If one looks closely while taking a walk in front of the Sursock Museum or any of the numerous galleries and institutions which abound in Beirut and the rest of the country, it becomes undeniable that modern Lebanese art is rich and flourishing. If it is partly the product of the influence of Western pictorial practice, its development is certainly the reflection of the development of a culture and a history of its own: the works derived from it constitute an important part of the Lebanese heritage, which taken in proportion feels no inferiority to the French, Russian or German heritage.
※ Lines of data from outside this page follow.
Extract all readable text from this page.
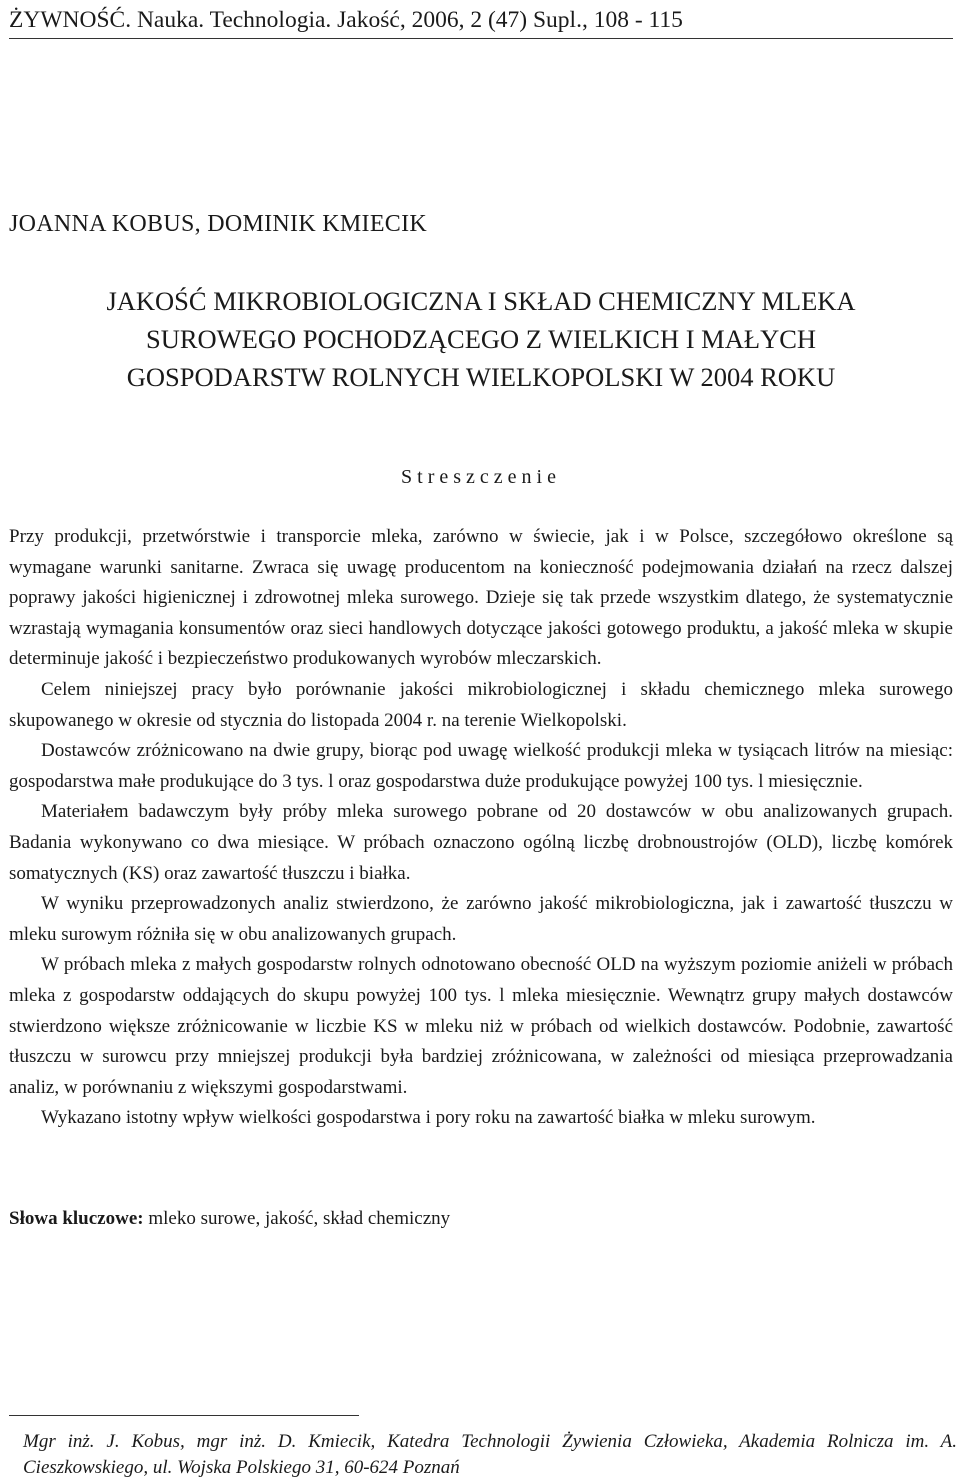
ŻYWNOŚĆ. Nauka. Technologia. Jakość, 2006, 2 (47) Supl., 108 - 115
JOANNA KOBUS, DOMINIK KMIECIK
JAKOŚĆ MIKROBIOLOGICZNA I SKŁAD CHEMICZNY MLEKA
SUROWEGO POCHODZĄCEGO Z WIELKICH I MAŁYCH
GOSPODARSTW ROLNYCH WIELKOPOLSKI W 2004 ROKU
Streszczenie

Przy produkcji, przetwórstwie i transporcie mleka, zarówno w świecie, jak i w Polsce, szczegółowo określone są wymagane warunki sanitarne. Zwraca się uwagę producentom na konieczność podejmowania działań na rzecz dalszej poprawy jakości higienicznej i zdrowotnej mleka surowego. Dzieje się tak przede wszystkim dlatego, że systematycznie wzrastają wymagania konsumentów oraz sieci handlowych dotyczące jakości gotowego produktu, a jakość mleka w skupie determinuje jakość i bezpieczeństwo produkowanych wyrobów mleczarskich.

Celem niniejszej pracy było porównanie jakości mikrobiologicznej i składu chemicznego mleka surowego skupowanego w okresie od stycznia do listopada 2004 r. na terenie Wielkopolski.

Dostawców zróżnicowano na dwie grupy, biorąc pod uwagę wielkość produkcji mleka w tysiącach litrów na miesiąc: gospodarstwa małe produkujące do 3 tys. l oraz gospodarstwa duże produkujące powyżej 100 tys. l miesięcznie.

Materiałem badawczym były próby mleka surowego pobrane od 20 dostawców w obu analizowanych grupach. Badania wykonywano co dwa miesiące. W próbach oznaczono ogólną liczbę drobnoustrojów (OLD), liczbę komórek somatycznych (KS) oraz zawartość tłuszczu i białka.

W wyniku przeprowadzonych analiz stwierdzono, że zarówno jakość mikrobiologiczna, jak i zawartość tłuszczu w mleku surowym różniła się w obu analizowanych grupach.

W próbach mleka z małych gospodarstw rolnych odnotowano obecność OLD na wyższym poziomie aniżeli w próbach mleka z gospodarstw oddających do skupu powyżej 100 tys. l mleka miesięcznie. Wewnątrz grupy małych dostawców stwierdzono większe zróżnicowanie w liczbie KS w mleku niż w próbach od wielkich dostawców. Podobnie, zawartość tłuszczu w surowcu przy mniejszej produkcji była bardziej zróżnicowana, w zależności od miesiąca przeprowadzania analiz, w porównaniu z większymi gospodarstwami.

Wykazano istotny wpływ wielkości gospodarstwa i pory roku na zawartość białka w mleku surowym.

Słowa kluczowe: mleko surowe, jakość, skład chemiczny
Mgr inż. J. Kobus, mgr inż. D. Kmiecik, Katedra Technologii Żywienia Człowieka, Akademia Rolnicza im. A. Cieszkowskiego, ul. Wojska Polskiego 31, 60-624 Poznań
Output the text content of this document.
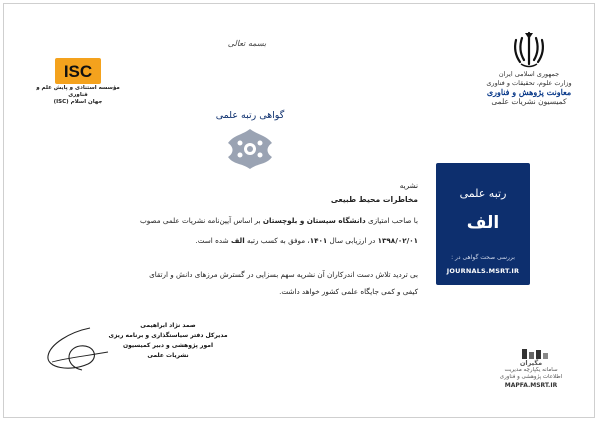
جمهوری اسلامی ایران
وزارت علوم، تحقیقات و فناوری
معاونت پژوهش و فناوری
کمیسیون نشریات علمی
رتبه علمی
الف
بررسی صحت گواهی در :
JOURNALS.MSRT.IR
مگیران
سامانه یکپارچه مدیریت
اطلاعات پژوهشی و فناوری
MAPFA.MSRT.IR
بسمه تعالی
ISC
مؤسسه استنادی و پایش علم و فناوری
جهان اسلام (ISC)
گواهی رتبه علمی
نشریه
مخاطرات محیط طبیعی
با صاحب امتیازی دانشگاه سیستان و بلوچستان بر اساس آیین‌نامه نشریات علمی مصوب
۱۳۹۸/۰۲/۰۱ در ارزیابی سال ۱۴۰۱، موفق به کسب رتبه الف شده است.
بی تردید تلاش دست اندرکاران آن نشریه سهم بسزایی در گسترش مرزهای دانش و ارتقای
کیفی و کمی جایگاه علمی کشور خواهد داشت.
صمد نژاد ابراهیمی
مدیرکل دفتر سیاستگذاری و برنامه ریزی
امور پژوهشی و دبیر کمیسیون
نشریات علمی
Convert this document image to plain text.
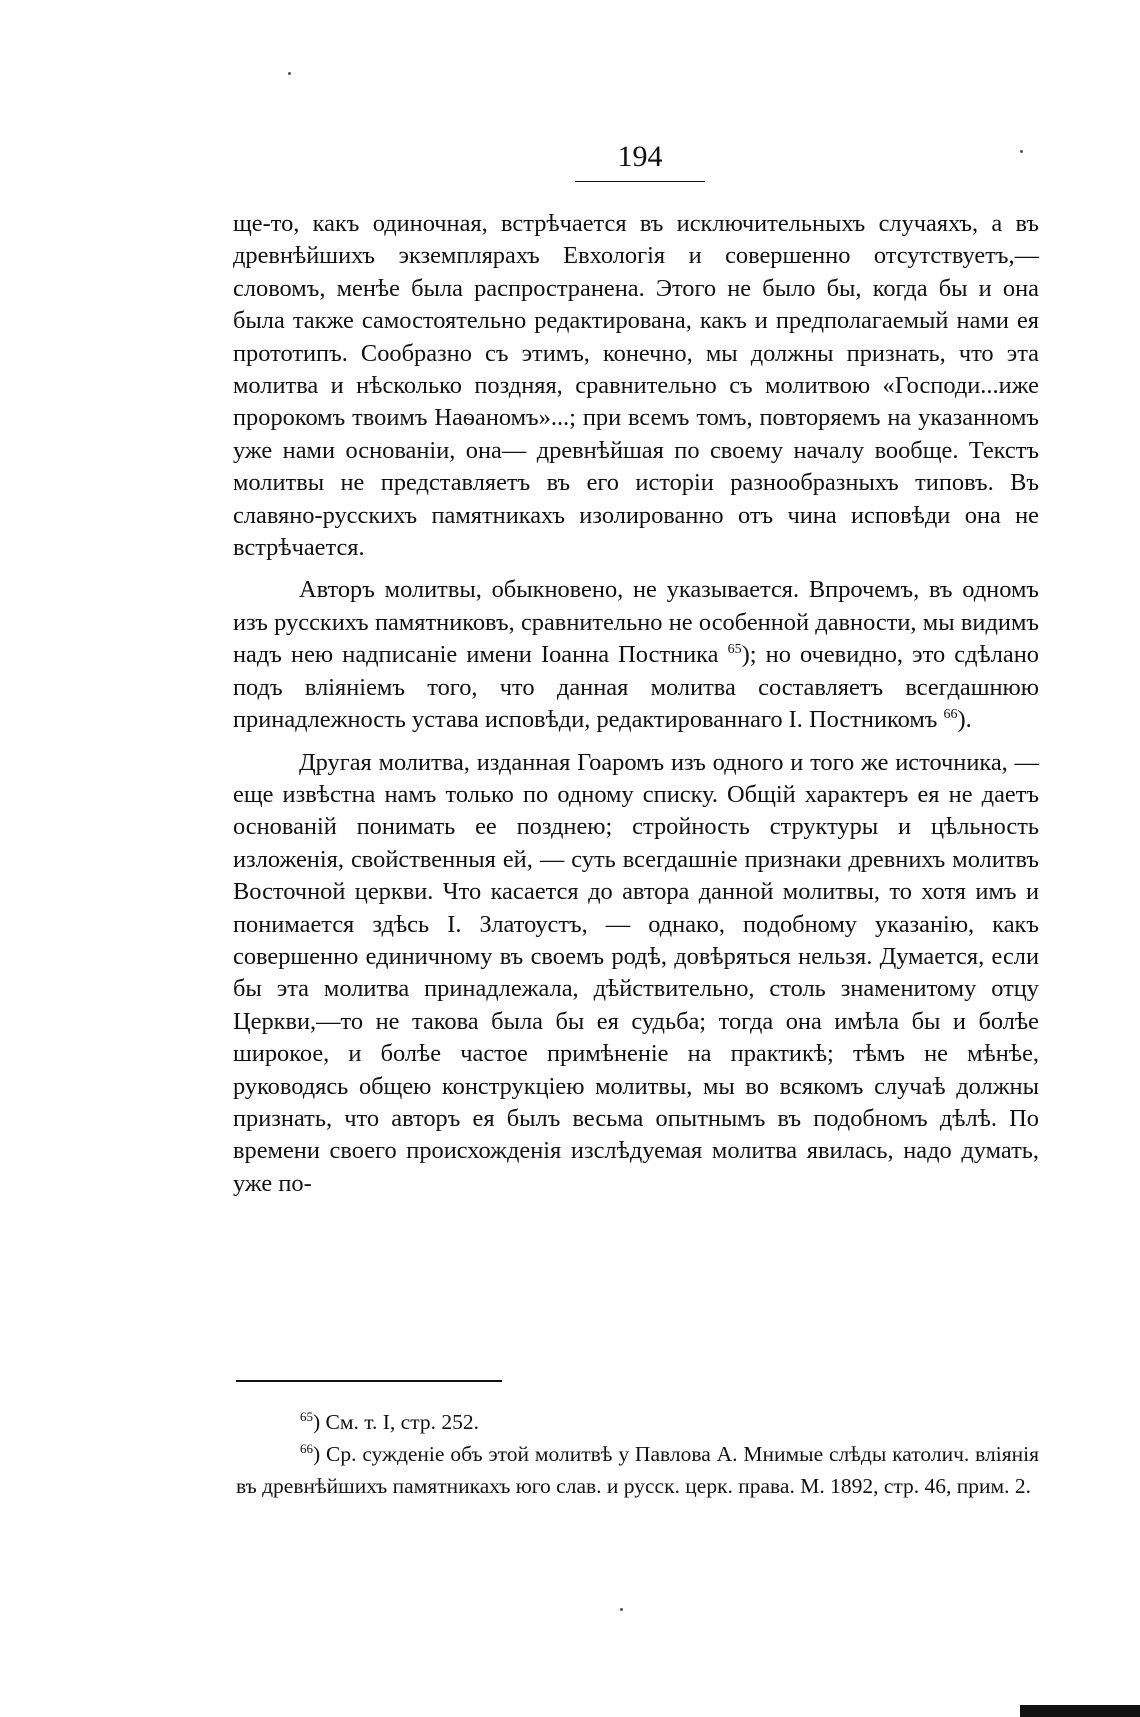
194

ще-то, какъ одиночная, встрѣчается въ исключительныхъ случаяхъ, а въ древнѣйшихъ экземплярахъ Евхологія и совершенно отсутствуетъ,—словомъ, менѣе была распространена. Этого не было бы, когда бы и она была также самостоятельно редактирована, какъ и предполагаемый нами ея прототипъ. Сообразно съ этимъ, конечно, мы должны признать, что эта молитва и нѣсколько поздняя, сравнительно съ молитвою «Господи...иже пророкомъ твоимъ Наѳаномъ»...; при всемъ томъ, повторяемъ на указанномъ уже нами основаніи, она— древнѣйшая по своему началу вообще. Текстъ молитвы не представляетъ въ его исторіи разнообразныхъ типовъ. Въ славяно-русскихъ памятникахъ изолированно отъ чина исповѣди она не встрѣчается.

Авторъ молитвы, обыкновено, не указывается. Впрочемъ, въ одномъ изъ русскихъ памятниковъ, сравнительно не особенной давности, мы видимъ надъ нею надписаніе имени Іоанна Постника $^{65}$); но очевидно, это сдѣлано подъ вліяніемъ того, что данная молитва составляетъ всегдашнюю принадлежность устава исповѣди, редактированнаго І. Постникомъ $^{66}$).

Другая молитва, изданная Гоаромъ изъ одного и того же источника, — еще извѣстна намъ только по одному списку. Общій характеръ ея не даетъ основаній понимать ее позднею; стройность структуры и цѣльность изложенія, свойственныя ей, — суть всегдашніе признаки древнихъ молитвъ Восточной церкви. Что касается до автора данной молитвы, то хотя имъ и понимается здѣсь І. Златоустъ, — однако, подобному указанію, какъ совершенно единичному въ своемъ родѣ, довѣряться нельзя. Думается, если бы эта молитва принадлежала, дѣйствительно, столь знаменитому отцу Церкви,—то не такова была бы ея судьба; тогда она имѣла бы и болѣе широкое, и болѣе частое примѣненіе на практикѣ; тѣмъ не мѣнѣе, руководясь общею конструкціею молитвы, мы во всякомъ случаѣ должны признать, что авторъ ея былъ весьма опытнымъ въ подобномъ дѣлѣ. По времени своего происхожденія изслѣдуемая молитва явилась, надо думать, уже по-

$^{65}$) См. т. І, стр. 252.

$^{66}$) Ср. сужденіе объ этой молитвѣ у Павлова А. Мнимые слѣды католич. вліянія въ древнѣйшихъ памятникахъ юго слав. и русск. церк. права. М. 1892, стр. 46, прим. 2.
One thing remains to be done, and that is to render modern Lebanese art far more visible, to give it a higher official position and so to give it a firmer place internationally in the world of art.
A visiting card:
Born in Beirut in 1971, Gregory Bushakjian is a visual and interdisciplinary art historian and Director of the School of Visual Arts at the Lebanese Academy of Fine Arts (ALBA). He has sat on many academic and artist juries, including the Salon d’automne of the Sursock Museum (2009), the Boghossian Prize (1912) Exposure (Beirut Art Center 2013), and Beirut Art Residency (1217). He has also published several texts devoted to Lebanese and Arab art such as War and Other Impossible Possibilities, Thoughts on Arab History and Contemporary Art (Alarm editions, Beirut, 2012), Passing Time in collaboration with Fouad el-Khoury and Manal Khader (Kaph Books, Beirut, 2018), and Abandoned Dwellings, A History of Beirut, with Valerie Cachard (Kaph Books, Beirut, 2018). This lat work has appeared at the same time as a photograph exposition of the same name put on at the Sursock Museum between November 2018 and February 2019. As the result of seven years of exploring abandoned sites and the mapping of the city of Beirut, this work reflects the importance of the question of the urban areas for Bushakjian. In 2916 he obtained acceptance by the Sorbonne –Paris University (Paris IV) of his thesis “Habitats abandonnés de Beyrouth, guerres et mutations de l’espace urbain, 1860-2015 (Abandoned dwellings of Beirut, wars and changes of the urban space). Between 1997 and 2004, together with Pierre Hage-Boutros and Rana Haddad he founded the ALLBA Research Studio, “a transdisciplinary platform having grasped the urban problems such as the appropriation of sites.”